[R] Logistic regression on aggregate data

Mon Aug 11 10:33:55 CEST 2008

Vibhanshu Abhishek wrote:
> Hi,
>
> I want to run a logistic regression on summary data and I was not able to
> find the adequate R function to do so. The data is summarized daily and
> instead of the binary y_t I have n_d and m_d, where is the number of
> instances in which a choice could have been made and m_d is the number of
> instances in which the choice was made. The other characteristics have been
> averaged throughout the day.
>
> sample file:
> impression clicks pos
> 5049 1 16.68251
> 4983 1 16.75457
> 4908 1 16.76956
> 5093 0 16.70803
> 5049 254 2.299663
> 5023 307 2.300418
> 4946 252 2.315609
> 4932 247 2.303933
>
> Thanks for the help.
> Vibhanshu
>   
There are two ways:

d <- read.table("clipboard", header=TRUE)
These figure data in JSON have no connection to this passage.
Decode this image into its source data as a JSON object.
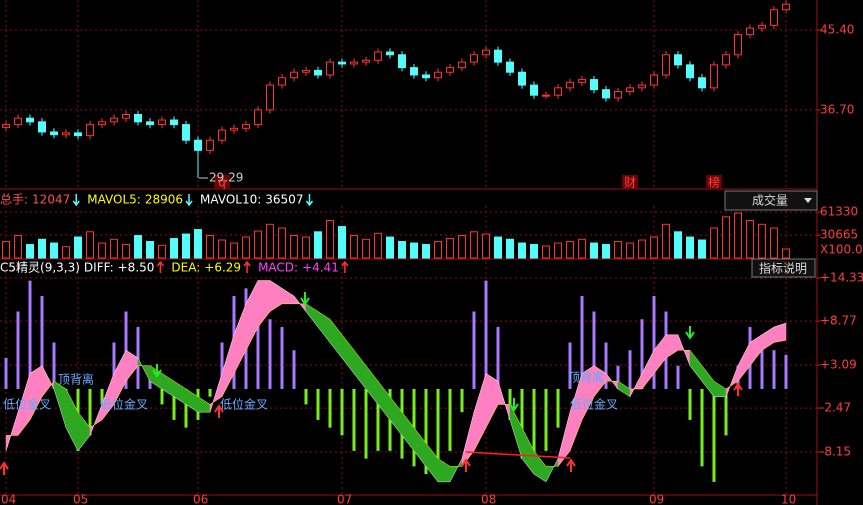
{
  "chart_data": [
    {
      "type": "candlestick",
      "categories": [
        "04",
        null,
        null,
        null,
        null,
        null,
        "05",
        null,
        null,
        null,
        null,
        null,
        null,
        null,
        null,
        null,
        "06",
        null,
        null,
        null,
        null,
        null,
        null,
        null,
        null,
        null,
        null,
        null,
        "07",
        null,
        null,
        null,
        null,
        null,
        null,
        null,
        null,
        null,
        null,
        null,
        "08",
        null,
        null,
        null,
        null,
        null,
        null,
        null,
        null,
        null,
        null,
        null,
        null,
        null,
        "09",
        null,
        null,
        null,
        null,
        null,
        null,
        null,
        null,
        null,
        null,
        "10"
      ],
      "open": [
        34.8,
        35.1,
        35.8,
        35.4,
        34.3,
        34.0,
        34.2,
        33.9,
        35.1,
        35.4,
        35.8,
        36.2,
        35.4,
        35.1,
        35.6,
        35.1,
        33.4,
        32.3,
        33.4,
        34.5,
        34.7,
        35.1,
        36.7,
        39.4,
        40.2,
        40.8,
        41.0,
        40.5,
        41.9,
        41.7,
        41.9,
        42.1,
        43.0,
        42.7,
        41.3,
        40.5,
        40.2,
        40.8,
        41.3,
        41.9,
        42.7,
        43.2,
        41.9,
        40.8,
        39.4,
        38.3,
        38.3,
        39.1,
        39.7,
        40.0,
        38.9,
        38.0,
        38.7,
        39.1,
        39.4,
        40.5,
        42.7,
        41.6,
        40.2,
        39.1,
        41.6,
        42.7,
        44.9,
        45.6,
        45.9,
        47.6
      ],
      "high": [
        35.5,
        36.2,
        36.2,
        35.8,
        34.7,
        34.6,
        34.6,
        35.5,
        35.8,
        36.2,
        36.6,
        36.6,
        35.8,
        36.0,
        36.0,
        35.5,
        33.8,
        33.8,
        34.9,
        35.1,
        35.5,
        37.1,
        39.8,
        40.6,
        41.2,
        41.4,
        41.4,
        42.3,
        42.3,
        42.3,
        42.5,
        43.4,
        43.4,
        43.1,
        41.7,
        40.9,
        41.2,
        41.7,
        42.3,
        43.1,
        43.6,
        43.6,
        42.3,
        41.2,
        39.8,
        38.7,
        39.5,
        40.1,
        40.4,
        40.4,
        39.3,
        39.1,
        39.5,
        39.8,
        40.9,
        43.1,
        43.1,
        42.0,
        40.6,
        42.0,
        43.1,
        45.3,
        46.0,
        46.3,
        48.0,
        48.6
      ],
      "low": [
        34.4,
        34.7,
        35.0,
        33.9,
        33.6,
        33.6,
        33.5,
        33.5,
        34.7,
        35.0,
        35.4,
        35.0,
        34.7,
        34.7,
        34.7,
        33.0,
        29.29,
        31.9,
        33.0,
        34.1,
        34.3,
        34.7,
        36.3,
        39.0,
        39.8,
        40.4,
        40.1,
        40.1,
        41.3,
        41.3,
        41.5,
        41.7,
        42.3,
        40.9,
        40.1,
        39.8,
        39.8,
        40.4,
        40.9,
        41.5,
        42.3,
        41.5,
        40.4,
        39.0,
        37.9,
        37.9,
        37.9,
        38.7,
        39.3,
        38.5,
        37.6,
        37.6,
        38.3,
        38.7,
        39.0,
        40.1,
        41.2,
        39.8,
        38.7,
        38.7,
        41.2,
        42.3,
        44.5,
        45.2,
        45.5,
        47.2
      ],
      "close": [
        35.1,
        35.8,
        35.4,
        34.3,
        34.0,
        34.2,
        33.9,
        35.1,
        35.4,
        35.8,
        36.2,
        35.4,
        35.1,
        35.6,
        35.1,
        33.4,
        32.3,
        33.4,
        34.5,
        34.7,
        35.1,
        36.7,
        39.4,
        40.2,
        40.8,
        41.0,
        40.5,
        41.9,
        41.7,
        41.9,
        42.1,
        43.0,
        42.7,
        41.3,
        40.5,
        40.2,
        40.8,
        41.3,
        41.9,
        42.7,
        43.2,
        41.9,
        40.8,
        39.4,
        38.3,
        38.3,
        39.1,
        39.7,
        40.0,
        38.9,
        38.0,
        38.7,
        39.1,
        39.4,
        40.5,
        42.7,
        41.6,
        40.2,
        39.1,
        41.6,
        42.7,
        44.9,
        45.6,
        45.9,
        47.6,
        48.2
      ],
      "event_markers": [
        null,
        null,
        null,
        null,
        null,
        null,
        null,
        null,
        null,
        null,
        null,
        null,
        null,
        null,
        null,
        null,
        null,
        null,
        "q",
        null,
        null,
        null,
        null,
        null,
        null,
        null,
        null,
        null,
        null,
        null,
        null,
        null,
        null,
        null,
        null,
        null,
        null,
        null,
        null,
        null,
        null,
        null,
        null,
        null,
        null,
        null,
        null,
        null,
        null,
        null,
        null,
        null,
        "财",
        null,
        null,
        null,
        null,
        null,
        null,
        "榜",
        null,
        null,
        null,
        null,
        null,
        null
      ],
      "up_color": "#ff3232",
      "down_color": "#54fcfc",
      "ylim": [
        28.2,
        48.66
      ],
      "yticks": [
        {
          "value": 45.4,
          "label": "45.40"
        },
        {
          "value": 36.7,
          "label": "36.70"
        }
      ],
      "grid": true
    },
    {
      "type": "bar",
      "header": [
        {
          "label": "总手:",
          "value": 12047,
          "color": "#ff5050"
        },
        {
          "label": "MAVOL5:",
          "value": 28906,
          "color": "#ffff00"
        },
        {
          "label": "MAVOL10:",
          "value": 36507,
          "color": "#ffffff"
        }
      ],
      "values": [
        22000,
        30000,
        18000,
        25000,
        20000,
        15000,
        28000,
        35000,
        20000,
        25000,
        18000,
        30000,
        22000,
        17000,
        26000,
        32000,
        38000,
        30000,
        24000,
        20000,
        28000,
        36000,
        45000,
        40000,
        30000,
        28000,
        35000,
        50000,
        42000,
        30000,
        25000,
        33000,
        28000,
        22000,
        20000,
        18000,
        22000,
        26000,
        30000,
        35000,
        32000,
        28000,
        25000,
        20000,
        18000,
        16000,
        20000,
        22000,
        25000,
        20000,
        18000,
        22000,
        20000,
        24000,
        28000,
        45000,
        35000,
        28000,
        24000,
        40000,
        55000,
        60000,
        50000,
        45000,
        40000,
        12047
      ],
      "ylim": [
        0,
        70000
      ],
      "yticks": [
        61330,
        30665
      ],
      "unit_label": "X100.0",
      "selector": "成交量"
    },
    {
      "type": "macd",
      "title": "C5精灵(9,3,3)",
      "button": "指标说明",
      "series": [
        {
          "name": "DIFF:",
          "color": "#ffffff",
          "value_label": "+8.50",
          "values": [
            -8,
            -3,
            2,
            3,
            0,
            -5,
            -8,
            -6,
            -2,
            2,
            5,
            4,
            1,
            0,
            -1,
            -2,
            -3,
            -3,
            2,
            7,
            11,
            14,
            14,
            13,
            12,
            10,
            8,
            6,
            4,
            2,
            0,
            -2,
            -4,
            -6,
            -8,
            -10,
            -12,
            -12,
            -9,
            -3,
            2,
            1,
            -4,
            -9,
            -11,
            -12,
            -9,
            -3,
            2,
            3,
            2,
            0,
            -1,
            2,
            5,
            7,
            7,
            3,
            1,
            -1,
            -1,
            3,
            6,
            7,
            8,
            8.5
          ]
        },
        {
          "name": "DEA:",
          "color": "#ffff00",
          "value_label": "+6.29",
          "values": [
            -6,
            -6,
            -4,
            -1,
            1,
            0,
            -3,
            -5,
            -4,
            -2,
            1,
            3,
            3,
            2,
            1,
            0,
            -1,
            -2,
            -1,
            2,
            5,
            8,
            10,
            11,
            11,
            11,
            10,
            9,
            7,
            5,
            3,
            1,
            -1,
            -3,
            -5,
            -7,
            -9,
            -10,
            -10,
            -8,
            -5,
            -2,
            -2,
            -5,
            -8,
            -10,
            -10,
            -8,
            -4,
            -1,
            1,
            1,
            0,
            0,
            2,
            4,
            5,
            5,
            3,
            1,
            0,
            1,
            3,
            5,
            6,
            6.29
          ]
        }
      ],
      "histogram": {
        "name": "MACD:",
        "color": "#ff40ff",
        "value_label": "+4.41",
        "pos_color": "#a878ff",
        "neg_color": "#77ee22",
        "values": [
          4,
          10,
          14,
          12,
          6,
          -4,
          -8,
          -6,
          -2,
          6,
          10,
          8,
          3,
          -2,
          -4,
          -5,
          -4,
          -1,
          6,
          12,
          13,
          10,
          9,
          8,
          5,
          -2,
          -4,
          -5,
          -6,
          -8,
          -9,
          -8,
          -8,
          -9,
          -10,
          -11,
          -10,
          -8,
          -3,
          10,
          14,
          8,
          -4,
          -9,
          -10,
          -8,
          -5,
          6,
          12,
          10,
          6,
          3,
          5,
          9,
          12,
          10,
          3,
          -4,
          -10,
          -12,
          -6,
          3,
          8,
          7,
          5,
          4.41
        ]
      },
      "up_fill": "#ff80c0",
      "down_fill": "#2ea820",
      "annotations": [
        "低位金叉",
        "顶背离",
        "低位金叉",
        "低位金叉",
        "顶背离",
        "低位金叉"
      ],
      "ylim": [
        -13.7,
        16.4
      ],
      "yticks": [
        {
          "value": 14.33,
          "label": "+14.33"
        },
        {
          "value": 8.77,
          "label": "+8.77"
        },
        {
          "value": 3.09,
          "label": "+3.09"
        },
        -2.47,
        -8.15
      ]
    }
  ]
}
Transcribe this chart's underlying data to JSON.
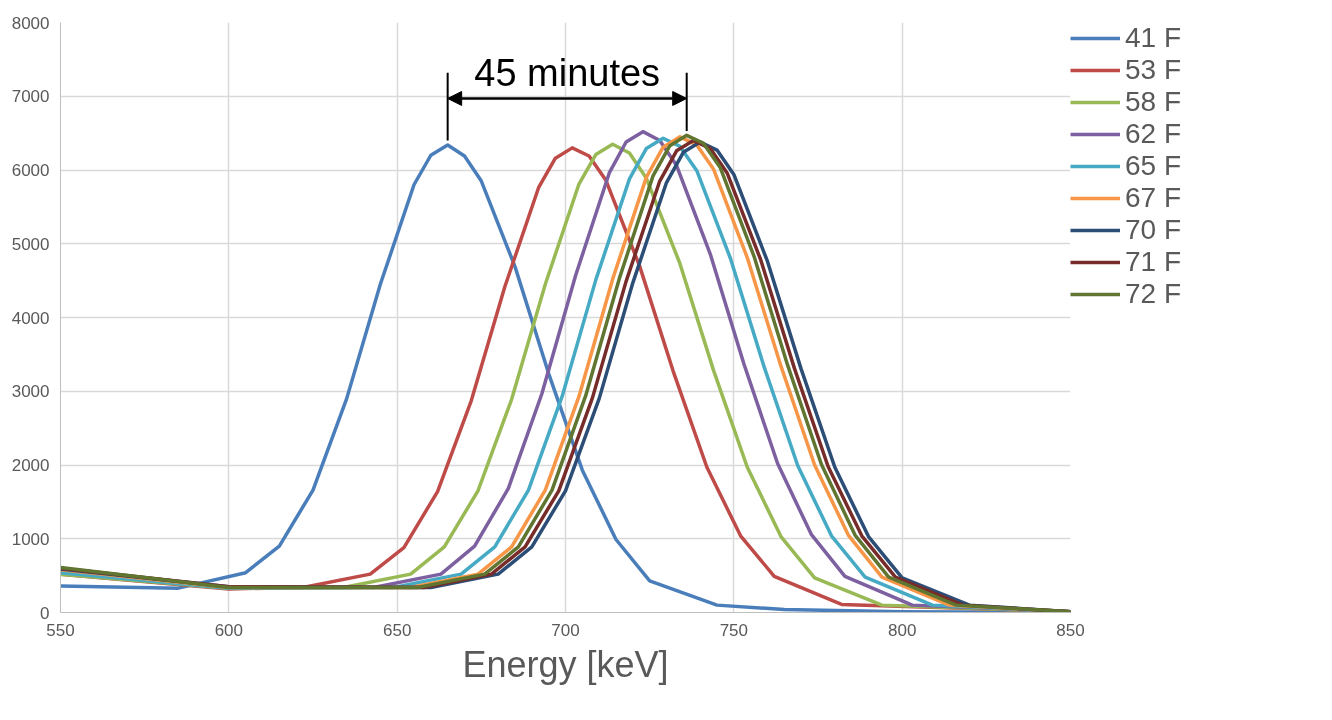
{
  "chart_data": {
    "type": "line",
    "xlabel": "Energy [keV]",
    "xlim": [
      550,
      850
    ],
    "ylim": [
      0,
      8000
    ],
    "xticks": [
      550,
      600,
      650,
      700,
      750,
      800,
      850
    ],
    "yticks": [
      0,
      1000,
      2000,
      3000,
      4000,
      5000,
      6000,
      7000,
      8000
    ],
    "grid": true,
    "legend": "right",
    "line_style": "solid",
    "marker": "none",
    "annotations": [
      "45 minutes"
    ],
    "series": [
      {
        "name": "41 F",
        "color": "#4a7ebb",
        "x": [
          550,
          585,
          605,
          615,
          625,
          635,
          645,
          655,
          660,
          665,
          670,
          675,
          685,
          695,
          705,
          715,
          725,
          745,
          765,
          800,
          850
        ],
        "values": [
          360,
          330,
          540,
          900,
          1660,
          2900,
          4450,
          5800,
          6200,
          6340,
          6190,
          5850,
          4690,
          3240,
          1930,
          990,
          430,
          100,
          40,
          10,
          0
        ]
      },
      {
        "name": "53 F",
        "color": "#be4b48",
        "x": [
          550,
          600,
          622,
          642,
          652,
          662,
          672,
          682,
          692,
          697,
          702,
          707,
          712,
          722,
          732,
          742,
          752,
          762,
          782,
          850
        ],
        "values": [
          520,
          320,
          340,
          520,
          880,
          1640,
          2870,
          4420,
          5760,
          6160,
          6300,
          6190,
          5860,
          4700,
          3270,
          1970,
          1040,
          490,
          110,
          10
        ]
      },
      {
        "name": "58 F",
        "color": "#98b954",
        "x": [
          550,
          600,
          634,
          654,
          664,
          674,
          684,
          694,
          704,
          709,
          714,
          719,
          724,
          734,
          744,
          754,
          764,
          774,
          794,
          850
        ],
        "values": [
          520,
          330,
          340,
          520,
          890,
          1650,
          2890,
          4450,
          5810,
          6210,
          6350,
          6230,
          5890,
          4730,
          3280,
          1970,
          1030,
          470,
          100,
          10
        ]
      },
      {
        "name": "62 F",
        "color": "#7d60a0",
        "x": [
          550,
          600,
          643,
          663,
          673,
          683,
          693,
          703,
          713,
          718,
          723,
          728,
          733,
          743,
          753,
          763,
          773,
          783,
          803,
          850
        ],
        "values": [
          560,
          340,
          340,
          520,
          900,
          1680,
          2970,
          4570,
          5960,
          6380,
          6520,
          6400,
          6060,
          4860,
          3370,
          2020,
          1060,
          490,
          100,
          10
        ]
      },
      {
        "name": "65 F",
        "color": "#46aac5",
        "x": [
          550,
          600,
          649,
          669,
          679,
          689,
          699,
          709,
          719,
          724,
          729,
          734,
          739,
          749,
          759,
          769,
          779,
          789,
          809,
          850
        ],
        "values": [
          540,
          330,
          340,
          520,
          890,
          1660,
          2930,
          4510,
          5880,
          6290,
          6430,
          6320,
          5990,
          4800,
          3330,
          1990,
          1040,
          480,
          100,
          10
        ]
      },
      {
        "name": "67 F",
        "color": "#f79646",
        "x": [
          550,
          600,
          654,
          674,
          684,
          694,
          704,
          714,
          724,
          729,
          734,
          739,
          744,
          754,
          764,
          774,
          784,
          794,
          814,
          850
        ],
        "values": [
          580,
          340,
          340,
          520,
          890,
          1660,
          2930,
          4520,
          5900,
          6310,
          6450,
          6340,
          6010,
          4810,
          3340,
          2000,
          1050,
          480,
          100,
          10
        ]
      },
      {
        "name": "70 F",
        "color": "#2c4d75",
        "x": [
          550,
          600,
          660,
          680,
          690,
          700,
          710,
          720,
          730,
          735,
          740,
          745,
          750,
          760,
          770,
          780,
          790,
          800,
          820,
          850
        ],
        "values": [
          590,
          350,
          340,
          520,
          890,
          1650,
          2900,
          4470,
          5830,
          6240,
          6380,
          6270,
          5940,
          4760,
          3300,
          1970,
          1030,
          470,
          100,
          10
        ]
      },
      {
        "name": "71 F",
        "color": "#772c2a",
        "x": [
          550,
          600,
          658,
          678,
          688,
          698,
          708,
          718,
          728,
          733,
          738,
          743,
          748,
          758,
          768,
          778,
          788,
          798,
          818,
          850
        ],
        "values": [
          600,
          350,
          340,
          520,
          890,
          1650,
          2910,
          4490,
          5850,
          6260,
          6400,
          6290,
          5960,
          4780,
          3310,
          1980,
          1040,
          480,
          100,
          10
        ]
      },
      {
        "name": "72 F",
        "color": "#5f7530",
        "x": [
          550,
          600,
          656,
          676,
          686,
          696,
          706,
          716,
          726,
          731,
          736,
          741,
          746,
          756,
          766,
          776,
          786,
          796,
          816,
          850
        ],
        "values": [
          610,
          340,
          340,
          520,
          890,
          1660,
          2940,
          4530,
          5920,
          6330,
          6470,
          6360,
          6030,
          4830,
          3350,
          2010,
          1050,
          480,
          100,
          10
        ]
      }
    ]
  }
}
glm(clicks/impression~pos, d, family=binomial, weights=impression)
glm(cbind(clicks, noclicks=impression - clicks)~pos, d, family=binomial)

I.e. the LHS can be a rate, in which case you need weights to tell the
difference between 5/10 and 500/1000, or it can be a matrix with two
columns, events and non-events (NB: not the number of trials!)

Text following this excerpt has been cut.